Her debut was recognized as well rooted within the tradition of the local poetry practices, but at the same time offering exciting new perspectives. According to the poet and writer Ivica Prtenjača, the poetry of Mateja Jurčević is rich in heritage and experience of a very diverse poetic tradition; it is a combination of a passionate interest in poetic creation and a very decent notion of one's own place in all that. What Jurčević demonstrates with her poetry is not only the art of reduction, but also the ability to find another viewpoint, gender or voice.
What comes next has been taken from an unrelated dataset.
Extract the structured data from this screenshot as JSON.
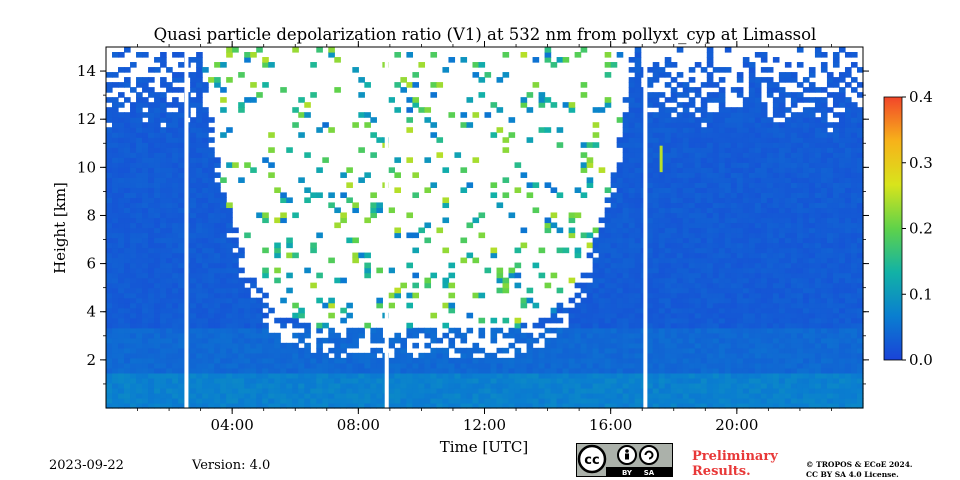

In her subtle and profound shifts, she witnesses the first experiences of everything that surrounds and permeates her. 

    If the first book has been signaling the formative paths and was marked by a struggle to establish a distinctive voice of one’s own, the second – the author’s most recent one – brings conceptually firm, complex structure, using ancient references and symbolical systems to address the omnipresent problems of contemporary life, equally on the individual and collective level. The symbolic potential of the title of Mateja Jurčević's book Žene iz Altamire suggests a polyperspective reading ranging from the primordial experiences of human closeness, or love in its most original form, to the area of imagination and creation, or moreover, re-creation of the visible and imaginary surroundings. The book functions as an intimate “document“ of an emotional relationship projected to an abstraction of a historical perspective – a sort of a background of what is eternal in a relationship between two people, and what remains determined in private relationships by temporariness (of circumstances, individual time and space), suggests the poet and editor Branko Čegec.

    Discussing the individual bond and personal drive in an interview, Jurčević will say: poetry determines you by changing the way you experience everything around you, not by the reward that comes when you are already neck-deep in and you can no longer get out of it. Poetry first attracted me to the sound of words, and only then to their meaning. Later, reading more and more, she awoke in me through the chain of small explosions. Some poems I still read only on the go, walking around the room. Poetry still bothers me, and what I am trying to create today is a vibrant web made of a myriad of circumstances and different encounters.

    The poet doesn’t neglect the wider perspective – the role of the author as an active part of society, as well as the personal responsibility, stressing the fine dialectics between individual and the collective. In her own words: we would like to change the collective with a few good and smart words, so we often forget that we should first address the individual, stand for him. Yet, for who knows what reason, perhaps in the desire for rapid change, we always appeal to the masses, and the masses are not a living being, they do not listen and do not sympathize, they are often recklessly cruel. Language is a deaf puppy even when there is no Other in it, when it is spoken only for the sake of it, to purify oneself, not taking into account the weight of words and the circumstances in which they are spoken. Poetry is the one that chooses words thoughtfully and that is why its message is irreplaceable. It does not have a violent approach and that’s why it always reaches out to those who can bring progress to the environment. It’s mostly about little people and their daily lives, but we make mistakes if we think it’s irrelevant. 

    The authors’ work in verse proves that particular relevancy, making it present and palpable, letting it echo.